Recently, the issue came up as a discussion thread on a list of which I'm a member. And this is a group of science-minded Christian apologists, men and women who recognize that the Earth and universe are billions of years old and who also largely or entirely reject macroevolutionary theory, recognizing it as based not on evidence but upon philosophical preference. Even some of these (otherwise clear-thinking) folks seem to feel the need to defend God from responsibility for creating 'bad' things.

It began, apparently, with a YouTube video arguing against the existence of a good God, in which the the author appealed to one of the Intelligent Design camp's main evidences for a Designer:
If God created the bacterial flagellum then he cannot be a good God. Why? The flagellum of many types of bacteria allows them to wreak havoc upon the human body. These bacteria cause, among other things, typhoid, cholera, and stomach cancer.
In response to this argument, my apologist friends offered a number of good scientific points in rebuttal. These included the facts that...

Microbes, including bacteria, play and have played key roles in the ecosystem. Given the physics of this creation, it required billions of years of bacterial activity to transform the Earth's atmosphere and oceans to make human life possible, as well as to convert toxic metals into ore deposits that are accessible and useful to humans.

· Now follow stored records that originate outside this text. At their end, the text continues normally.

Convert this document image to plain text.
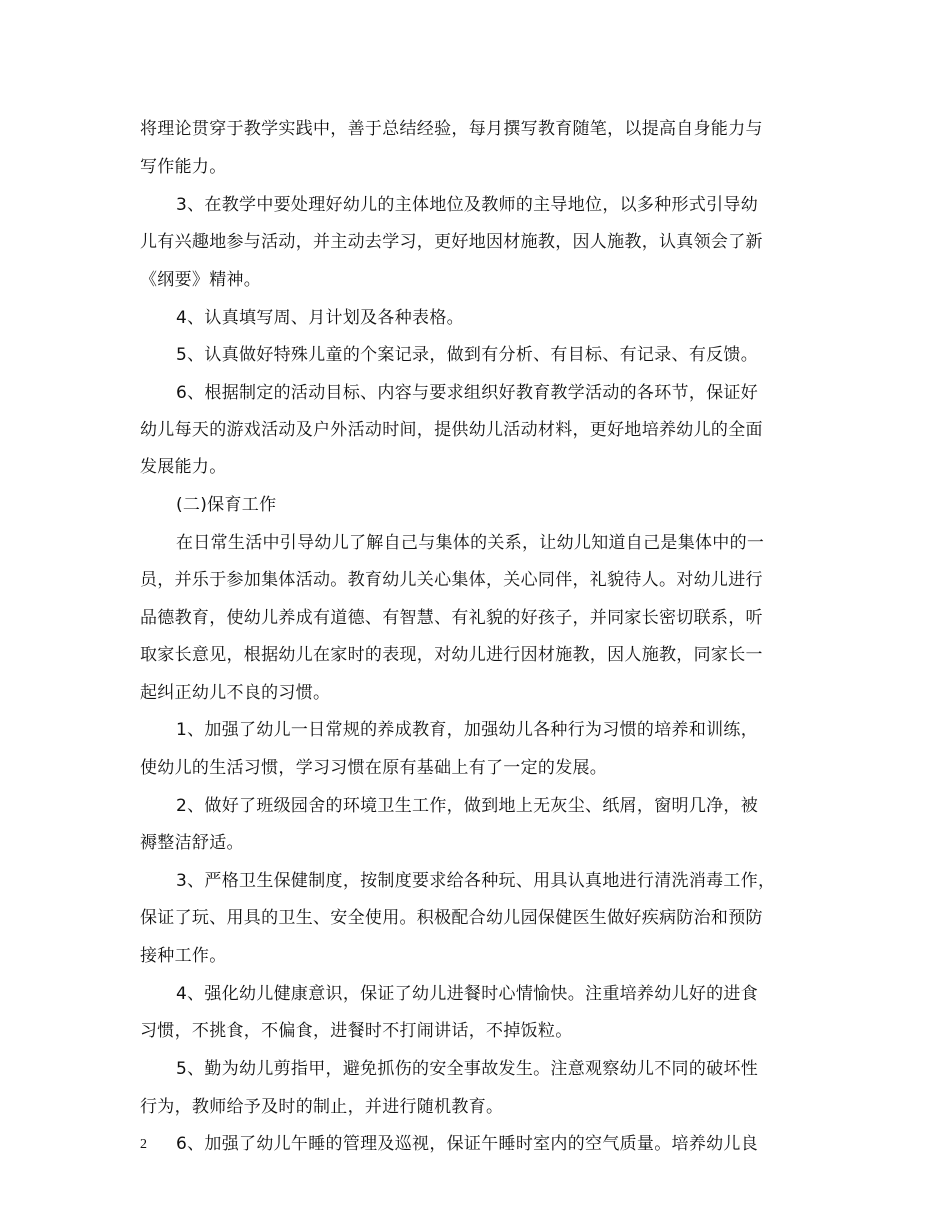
将理论贯穿于教学实践中，善于总结经验，每月撰写教育随笔，以提高自身能力与
写作能力。
3、在教学中要处理好幼儿的主体地位及教师的主导地位，以多种形式引导幼
儿有兴趣地参与活动，并主动去学习，更好地因材施教，因人施教，认真领会了新
《纲要》精神。
4、认真填写周、月计划及各种表格。
5、认真做好特殊儿童的个案记录，做到有分析、有目标、有记录、有反馈。
6、根据制定的活动目标、内容与要求组织好教育教学活动的各环节，保证好
幼儿每天的游戏活动及户外活动时间，提供幼儿活动材料，更好地培养幼儿的全面
发展能力。
(二)保育工作
在日常生活中引导幼儿了解自己与集体的关系，让幼儿知道自己是集体中的一
员，并乐于参加集体活动。教育幼儿关心集体，关心同伴，礼貌待人。对幼儿进行
品德教育，使幼儿养成有道德、有智慧、有礼貌的好孩子，并同家长密切联系，听
取家长意见，根据幼儿在家时的表现，对幼儿进行因材施教，因人施教，同家长一
起纠正幼儿不良的习惯。
1、加强了幼儿一日常规的养成教育，加强幼儿各种行为习惯的培养和训练，
使幼儿的生活习惯，学习习惯在原有基础上有了一定的发展。
2、做好了班级园舍的环境卫生工作，做到地上无灰尘、纸屑，窗明几净，被
褥整洁舒适。
3、严格卫生保健制度，按制度要求给各种玩、用具认真地进行清洗消毒工作，
保证了玩、用具的卫生、安全使用。积极配合幼儿园保健医生做好疾病防治和预防
接种工作。
4、强化幼儿健康意识，保证了幼儿进餐时心情愉快。注重培养幼儿好的进食
习惯，不挑食，不偏食，进餐时不打闹讲话，不掉饭粒。
5、勤为幼儿剪指甲，避免抓伤的安全事故发生。注意观察幼儿不同的破坏性
行为，教师给予及时的制止，并进行随机教育。
6、加强了幼儿午睡的管理及巡视，保证午睡时室内的空气质量。培养幼儿良
2
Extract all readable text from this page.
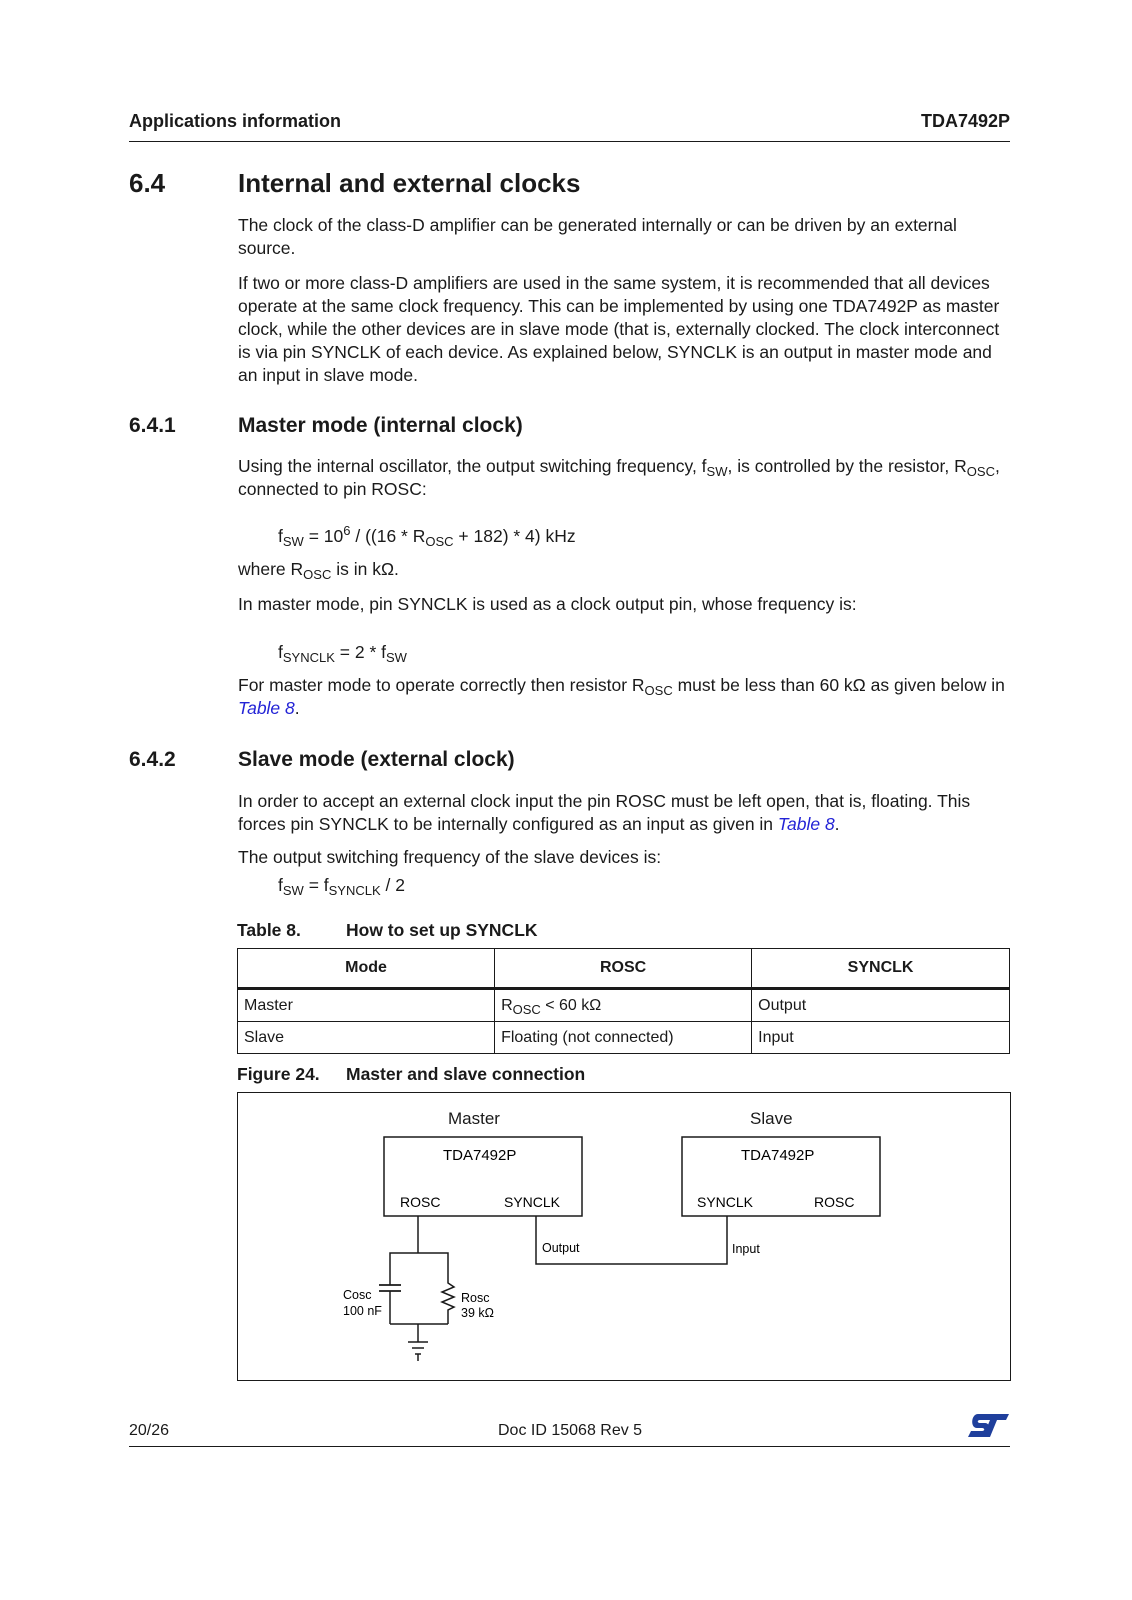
Applications information	TDA7492P
6.4	Internal and external clocks
The clock of the class-D amplifier can be generated internally or can be driven by an external source.
If two or more class-D amplifiers are used in the same system, it is recommended that all devices operate at the same clock frequency. This can be implemented by using one TDA7492P as master clock, while the other devices are in slave mode (that is, externally clocked. The clock interconnect is via pin SYNCLK of each device. As explained below, SYNCLK is an output in master mode and an input in slave mode.
6.4.1	Master mode (internal clock)
Using the internal oscillator, the output switching frequency, $f_{SW}$, is controlled by the resistor, $R_{OSC}$, connected to pin ROSC:
$f_{SW} = 10^6 / ((16 * R_{OSC} + 182) * 4)$ kHz
where $R_{OSC}$ is in kΩ.
In master mode, pin SYNCLK is used as a clock output pin, whose frequency is:
$f_{SYNCLK} = 2 * f_{SW}$
For master mode to operate correctly then resistor $R_{OSC}$ must be less than 60 kΩ as given below in Table 8.
6.4.2	Slave mode (external clock)
In order to accept an external clock input the pin ROSC must be left open, that is, floating. This forces pin SYNCLK to be internally configured as an input as given in Table 8.
The output switching frequency of the slave devices is:
$f_{SW} = f_{SYNCLK} / 2$
Table 8.	How to set up SYNCLK
Mode	ROSC	SYNCLK
Master	$R_{OSC} < 60$ kΩ	Output
Slave	Floating (not connected)	Input
Figure 24. Master and slave connection
Master	Slave
TDA7492P
ROSC	SYNCLK
TDA7492P
SYNCLK	ROSC
Output	Input
Cosc
100 nF
Rosc
39 kΩ
20/26	Doc ID 15068 Rev 5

Bacteria play key roles in maintaining human health. As just one example, it is now known that lack of exposure to certain microbes early in life may lead to an increased risk of both autoimmune disorders and cardiovascular disease.

Pathogenic bacteria comprise an extremely small percentage of all known species, the vast majority of which are beneficial or necessary.

Some of the human pathogenic microbes have resulted from host-jumping (e.g., HIV) or from micro-evolutionary changes.

But it seems to me that all of this misses a more important point, which is that the argument itself fails. That is, the argument does not establish a logical link between the existence of disease-causing bacteria and the existence of an all-loving God. Indeed, it seems that the person making this argument has to first assume God-like knowledge of the entire issue, and can thus assert the missing premise, that "there is no possible reason for an all-loving Creator to have included pathogenic bacteria in His creation."

What is really going on here is captured in a passage by C.S. Lewis in his essay "God in the Dock"...
The ancient man approached God (or even the gods) as the accused person approaches his judge. For the modern man the roles are reversed. He is the judge: God is in the dock. He is quite a kindly judge: if God should have a reasonable defence for being the god who permits war, poverty, and disease, he is ready to listen to it. The trial may even end in God's acquittal. But the important thing is that Man is on the Bench and God in the Dock.
To put it a slightly different way, the God who has revealed Himself in the Judeo-Christian Scriptures (and in His creation) is far bigger than our petty likes and dislikes. He declares Himself to be the Creator of all things, and unapologetically claims responsibility for predatory behavior in the animal kingdom (as in Ps. 104:21, 27-30; Job 38:39-41; 39:26-30) and for diseases, famines, and calamities (e.g., Is. 45:7).

The existence of the all-powerful, all-loving God of Christianity is supported by overwhelming evidence wherever we look, and that God calls us to seek a deeper understanding of Him and His ways. But complete understanding by our finite, contingent minds of His infinite, necessary one is not to be expected (Is. 55:8-9). It is human pride that seeks to reverse the roles and make the infinite Creator of the universe answerable to the relatively ignorant rantings of the dependent creature. Those rantings seem reasonable only to those who begin by denying or remaining largely ignorant of most of what Scripture and the creation reveal about the nature and majesty of God.